In London, RICS data shows the market continue to cool with prices, buyer enquiries and sales all falling in January 2015.
Surveyors reported "a lack of confidence in the short-term" despite longer-term sales looking more upbeat.
Pressure in rental market subsiding
[SPOTLIGHT]In the rental market RICS data shows 19% more respondents reported a further rise in tenant demand during the three months to January.
However, while supply seems to be dipping, there is evidence to suggest some new build rental properties are coming to the market to alleviate pressure on prices.
Surveyors’ rental price growth expectations now stand at 4.6% per year over the course of the next five years.
The verdict from RICS
Despite a month in which mortgage approvals fell to one of their lowest levels, the number of agreed sales showed a slight increase in January, up from 19.1 to 19.7.
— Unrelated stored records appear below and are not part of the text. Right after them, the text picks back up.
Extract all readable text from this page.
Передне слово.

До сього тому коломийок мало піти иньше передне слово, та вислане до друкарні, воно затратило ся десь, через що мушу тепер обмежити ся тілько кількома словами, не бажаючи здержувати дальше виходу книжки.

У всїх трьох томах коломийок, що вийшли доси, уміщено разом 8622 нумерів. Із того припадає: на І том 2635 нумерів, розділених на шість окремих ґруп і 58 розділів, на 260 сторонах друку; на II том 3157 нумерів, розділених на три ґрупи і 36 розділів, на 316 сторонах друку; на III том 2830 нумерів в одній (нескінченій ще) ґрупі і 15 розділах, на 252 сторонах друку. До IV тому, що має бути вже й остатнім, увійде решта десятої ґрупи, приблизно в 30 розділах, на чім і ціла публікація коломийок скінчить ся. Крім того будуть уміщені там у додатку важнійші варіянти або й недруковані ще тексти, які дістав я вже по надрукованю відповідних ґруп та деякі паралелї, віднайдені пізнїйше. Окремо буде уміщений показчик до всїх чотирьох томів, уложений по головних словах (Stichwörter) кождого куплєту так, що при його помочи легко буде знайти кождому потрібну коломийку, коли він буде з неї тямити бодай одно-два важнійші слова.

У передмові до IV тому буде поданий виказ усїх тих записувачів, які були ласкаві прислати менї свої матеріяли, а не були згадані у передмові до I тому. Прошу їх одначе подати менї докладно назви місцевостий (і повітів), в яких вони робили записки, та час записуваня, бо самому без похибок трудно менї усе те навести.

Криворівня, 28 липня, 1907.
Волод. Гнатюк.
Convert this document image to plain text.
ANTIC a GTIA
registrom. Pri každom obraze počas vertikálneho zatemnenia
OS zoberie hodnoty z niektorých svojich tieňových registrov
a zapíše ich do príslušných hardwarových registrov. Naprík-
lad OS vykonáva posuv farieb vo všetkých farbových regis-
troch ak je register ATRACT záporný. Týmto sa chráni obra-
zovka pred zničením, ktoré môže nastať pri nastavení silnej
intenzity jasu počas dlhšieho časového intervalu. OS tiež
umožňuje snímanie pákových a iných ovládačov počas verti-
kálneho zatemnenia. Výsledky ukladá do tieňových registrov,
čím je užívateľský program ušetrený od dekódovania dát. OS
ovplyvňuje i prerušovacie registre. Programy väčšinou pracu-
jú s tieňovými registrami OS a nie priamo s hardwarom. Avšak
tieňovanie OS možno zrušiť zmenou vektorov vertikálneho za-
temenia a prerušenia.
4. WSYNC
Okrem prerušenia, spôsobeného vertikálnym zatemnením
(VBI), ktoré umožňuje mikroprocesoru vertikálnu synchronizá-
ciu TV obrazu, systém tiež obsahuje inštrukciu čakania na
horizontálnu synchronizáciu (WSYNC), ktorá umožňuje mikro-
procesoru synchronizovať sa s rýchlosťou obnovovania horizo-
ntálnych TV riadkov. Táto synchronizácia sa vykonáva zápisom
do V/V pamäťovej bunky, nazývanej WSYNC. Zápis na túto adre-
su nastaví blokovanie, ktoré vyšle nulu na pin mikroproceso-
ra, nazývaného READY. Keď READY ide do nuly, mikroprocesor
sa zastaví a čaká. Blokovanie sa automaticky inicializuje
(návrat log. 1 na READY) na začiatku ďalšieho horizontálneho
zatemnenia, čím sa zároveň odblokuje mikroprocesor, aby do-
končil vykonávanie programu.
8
So the 12-month surveyor forecast is more optimistic around activity levels in the future with 48% of surveyors still expecting sales to rise.
However, RICS says a number of challenges remain in the market such as ongoing affordability constraints, lack of housing stock and an air of caution in the run-up to the general election.
And it says that although housebuilding looks set to increase over the course of 2015 it will still likely fall short of demand, let alone make a dent in the historic shortfall of housing.